Joe Buckley, advised by assistant professor of mechanical engineering Dr. George Nelson, said that his computational simulations at Plasma Processes got him involved in new projects and developed new skill sets.
"Finding the solutions to new problems and learning to locate the research information I needed, those are skills that will continue to be helpful to me in the future," Buckley said.
Electrical and computer engineering professor Dr. Junpeng Guo is enthused about the program's future.
"I plant to continue in it," Dr. Guo said. "It has boosted the research for both the university and the industries. There is synergy, I think, in these types of relationships."

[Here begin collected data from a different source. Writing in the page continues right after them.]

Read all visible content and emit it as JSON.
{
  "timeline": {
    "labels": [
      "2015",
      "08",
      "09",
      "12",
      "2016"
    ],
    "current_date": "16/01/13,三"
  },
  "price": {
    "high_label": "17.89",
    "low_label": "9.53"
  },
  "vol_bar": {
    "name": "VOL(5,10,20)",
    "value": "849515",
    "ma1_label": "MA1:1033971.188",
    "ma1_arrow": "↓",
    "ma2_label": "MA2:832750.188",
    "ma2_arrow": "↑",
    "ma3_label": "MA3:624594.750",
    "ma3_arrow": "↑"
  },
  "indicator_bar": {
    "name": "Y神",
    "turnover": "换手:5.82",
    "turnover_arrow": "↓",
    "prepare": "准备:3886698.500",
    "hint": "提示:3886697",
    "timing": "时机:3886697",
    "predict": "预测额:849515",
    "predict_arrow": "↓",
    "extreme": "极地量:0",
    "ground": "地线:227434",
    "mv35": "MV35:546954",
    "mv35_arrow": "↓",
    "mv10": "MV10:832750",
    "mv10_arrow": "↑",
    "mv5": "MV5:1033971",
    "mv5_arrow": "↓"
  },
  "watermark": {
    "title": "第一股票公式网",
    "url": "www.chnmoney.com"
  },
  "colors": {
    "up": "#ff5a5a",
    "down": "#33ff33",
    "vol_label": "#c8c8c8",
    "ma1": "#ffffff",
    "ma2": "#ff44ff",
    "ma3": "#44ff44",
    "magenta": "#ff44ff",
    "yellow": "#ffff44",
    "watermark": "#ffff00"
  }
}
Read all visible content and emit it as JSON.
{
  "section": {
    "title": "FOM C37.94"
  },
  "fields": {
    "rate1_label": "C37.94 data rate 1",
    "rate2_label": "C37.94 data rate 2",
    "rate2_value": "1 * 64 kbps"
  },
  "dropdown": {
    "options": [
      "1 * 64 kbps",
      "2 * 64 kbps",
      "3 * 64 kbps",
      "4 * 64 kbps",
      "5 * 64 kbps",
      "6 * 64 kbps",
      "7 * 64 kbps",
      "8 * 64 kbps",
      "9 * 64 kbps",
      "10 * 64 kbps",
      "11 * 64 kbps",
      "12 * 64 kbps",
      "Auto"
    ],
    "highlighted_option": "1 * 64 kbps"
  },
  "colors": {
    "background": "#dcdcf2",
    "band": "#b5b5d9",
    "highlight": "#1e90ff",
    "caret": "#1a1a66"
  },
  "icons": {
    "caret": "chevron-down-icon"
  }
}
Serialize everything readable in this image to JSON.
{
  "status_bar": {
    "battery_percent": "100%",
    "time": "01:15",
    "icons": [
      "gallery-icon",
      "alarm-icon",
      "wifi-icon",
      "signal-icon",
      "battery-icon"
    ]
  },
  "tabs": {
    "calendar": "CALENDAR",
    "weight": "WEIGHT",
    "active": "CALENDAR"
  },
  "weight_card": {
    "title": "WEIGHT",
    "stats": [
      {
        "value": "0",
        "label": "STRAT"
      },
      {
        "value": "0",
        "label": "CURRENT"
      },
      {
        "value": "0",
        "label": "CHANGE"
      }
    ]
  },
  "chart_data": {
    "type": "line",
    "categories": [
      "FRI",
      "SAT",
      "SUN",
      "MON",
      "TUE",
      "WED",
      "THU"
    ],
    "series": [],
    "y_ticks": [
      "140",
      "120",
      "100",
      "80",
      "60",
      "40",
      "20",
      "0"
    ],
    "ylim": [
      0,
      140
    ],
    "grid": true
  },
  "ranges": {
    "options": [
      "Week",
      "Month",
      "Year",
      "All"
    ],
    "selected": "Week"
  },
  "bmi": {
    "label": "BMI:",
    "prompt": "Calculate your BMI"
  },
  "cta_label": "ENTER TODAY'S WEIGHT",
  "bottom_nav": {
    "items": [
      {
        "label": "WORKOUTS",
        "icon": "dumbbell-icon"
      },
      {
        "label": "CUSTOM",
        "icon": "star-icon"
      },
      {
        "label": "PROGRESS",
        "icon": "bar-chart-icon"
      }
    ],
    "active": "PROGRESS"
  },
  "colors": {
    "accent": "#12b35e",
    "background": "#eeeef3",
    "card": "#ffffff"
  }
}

Pilot program participants, principal investigators, departments, industries and projects were:
- Christopher Paaymans; Dr. James Blackmon; Mechanical & Aerospace Engineering/Propulsion Research Center; Bangham & Associates; Development of an Advanced Solar Concentrator Drive Unit;
- Patrick Giddens; Dr. Jason Cassibry; Mechanical & Aerospace Engineering/Propulsion Research Center; The Boeing Co.; Energy Yield Calculations and Hardware Development for Fusion Propulsion Research Utilizing Charger-1;
- hi Yang; Dr. Chien-Pin Cheng; Chemical and Material Engineering; ESI CFD Inc.; Computational Flow Structure Interaction for Rocket Nozzles;
- Boyang Zhang; Dr. Junpeng Guo; Electrical and Computer Engineering; CFD Research Corp.; Collaborative Investigation of Metal Nanostructure Surface Plasmons for Biomedical and Sensor Applications;
- Joseph Buckley; Dr. George Nelson; Mechanical & Aerospace Engineering/Propulsion Research Center; Plasma Processes; Heat Transfer Analysis of High Temperature Materials Fabricated by Plasma Spray;
- Javier Santiago; Dr. Carmen Scholz; Chemistry; iXpress Genes & HudsonAlpha Center for Biotechnology; High Throughput Protein Production through Affinity Chromatography;
- Aaron Kaulfus; Dr. Udaysankar Nair; Atmospheric Science: Southern Co.; Role of Cloud and Mesoscale Processes on the Transport and Fate of Atmospheric Trace Species;
- Michael Mascaro; Dr. Kunning Xu; Mechanical & Aerospace Engineering; Aerojet Rocketdyne; Graduate Research in Rotating Detonation Engine.